Hola! Welcome to the first installation of the Nicoya-MT blog, posted by me, Anna Redanz everyone’s favorite research assistant in the Electromagnetic Geophysics Lab (EGL) lab at Georgia Tech (there is only one, so I win by de-fault). This first post will serve as an introduction to the objectives of the project that will be running for the next month on the Nicoya Peninsula in Costa Rica.
The highlighted light blue line off the coast is a subduction zone where two tectonic plates are colliding; this one is the Middle America Trench! The denser of the two plates, the Cocos Plate, is pulled under the Caribbean Plate which creates subduction. Our study area is the Nicoya Peninsula, denoted by the pin. At this location, the distance to the trench is notably shorter than is typical, as indicated by the distances shown from El Salvador(pink line) and Guatemala(orange line). This makes this region peculiar as the land is located above the shallower portion of the subduction zone.
Subduction zones, being a plate boundary, allow for massive amounts of stress buildup to occur at the plate interface.

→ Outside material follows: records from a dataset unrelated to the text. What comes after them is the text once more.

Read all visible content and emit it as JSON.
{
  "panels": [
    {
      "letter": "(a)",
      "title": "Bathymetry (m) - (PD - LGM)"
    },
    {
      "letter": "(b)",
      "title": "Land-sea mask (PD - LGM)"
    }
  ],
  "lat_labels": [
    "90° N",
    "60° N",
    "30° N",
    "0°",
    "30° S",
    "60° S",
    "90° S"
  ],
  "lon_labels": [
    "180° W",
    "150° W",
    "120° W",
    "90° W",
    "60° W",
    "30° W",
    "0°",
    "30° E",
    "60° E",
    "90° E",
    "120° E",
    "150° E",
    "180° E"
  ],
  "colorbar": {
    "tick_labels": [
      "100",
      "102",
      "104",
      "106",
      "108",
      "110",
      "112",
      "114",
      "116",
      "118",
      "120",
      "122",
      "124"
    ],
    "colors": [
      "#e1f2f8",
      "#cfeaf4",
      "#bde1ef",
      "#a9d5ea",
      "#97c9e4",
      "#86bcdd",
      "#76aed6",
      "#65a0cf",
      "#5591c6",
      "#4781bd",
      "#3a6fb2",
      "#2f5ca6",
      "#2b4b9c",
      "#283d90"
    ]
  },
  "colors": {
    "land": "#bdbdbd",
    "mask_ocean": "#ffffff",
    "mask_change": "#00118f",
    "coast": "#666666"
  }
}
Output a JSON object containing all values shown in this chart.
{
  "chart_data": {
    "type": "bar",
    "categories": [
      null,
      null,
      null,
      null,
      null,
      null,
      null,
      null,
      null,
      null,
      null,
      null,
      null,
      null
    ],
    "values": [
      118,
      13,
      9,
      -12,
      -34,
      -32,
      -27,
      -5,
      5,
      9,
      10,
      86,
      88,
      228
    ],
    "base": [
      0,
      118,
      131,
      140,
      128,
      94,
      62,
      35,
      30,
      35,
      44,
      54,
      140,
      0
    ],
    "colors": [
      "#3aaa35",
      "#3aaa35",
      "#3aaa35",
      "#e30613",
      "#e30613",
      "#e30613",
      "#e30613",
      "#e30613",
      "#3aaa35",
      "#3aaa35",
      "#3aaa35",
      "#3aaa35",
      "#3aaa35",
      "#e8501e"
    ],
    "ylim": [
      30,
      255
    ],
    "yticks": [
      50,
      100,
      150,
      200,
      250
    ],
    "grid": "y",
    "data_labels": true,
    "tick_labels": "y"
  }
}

This interface forms a large fault zone, known as the megathrust, which is where the Cocos and Caribbean plates are in contact with one another. At a typical subduction zone, the buildup of stress is eventually released as large, often destructive earthquakes. The section of the subduction zone that encompasses the Nicoya Peninsula experiences such earthquakes, the most recent being a magnitude M7.6 event in 2012. However, what makes this region particularly interesting is that it also experiences “silent” earthquakes in the form of slow slip events (SSEs), where the stress release occurs over longer periods of time lasting days to weeks. These SSEs are undetectable to those living in the area since they do not cause ground shaking like normal earthquakes, but scientists can detect them using GPS stations that track the movement of the plates. Why do some portions of the Nicoya Peninsula experience SSEs while others have destructive earthquakes? Scientists have proposed several hypotheses, but we don’t yet know the exact reason why. This is one of the questions we aim to answer through the data we collect on the Nicoya peninsula.
How exactly do we plan to study something located far beneath the ground? For this, we will be using an electromagnetic geophysics method called Magnetotellurics (magneto-tell-er-ics), or MT for short. The MT method records very small changes in the Earth’s magnetic field and the (very) small electric currents flowing in the ground that are generated by the changing magnetic field. By recording how well electric current travels through the subsurface, we can get measurements of how conductive or resistive the underground structures located far beneath our feet are. Being able to see how the conductivity changes can help us create a picture of what is happening at the subduction zone and what might be present.
The oceanic plate (that has been underwater for millions of years and is wet or ‘hydrated’) is being pulled down into the hot mantle, meaning that this water-rich crust is now entering the subsurface. We know water is very conductive (it carries electric current easily) and the MT method we are using to “see” into the earth is sensitive to changes in conductivity, this means by using MT we can image the movement of fluids in and around the subduction zone. We want to know how these fluids affect the mechanics of stress build-up at the subduction zone, which lead to the creation of earthquakes and may have an influence on the slow slip events that I mentioned earlier.
In order to investigate our hypothesis, we have to go out and collect MT data in our study area. This will be done over the next month as we travel around the Nicoya peninsula to dig a bunch of holes and trenches and deploy as many MT receivers as time allows. I’ll be updating y’all as our journey progresses!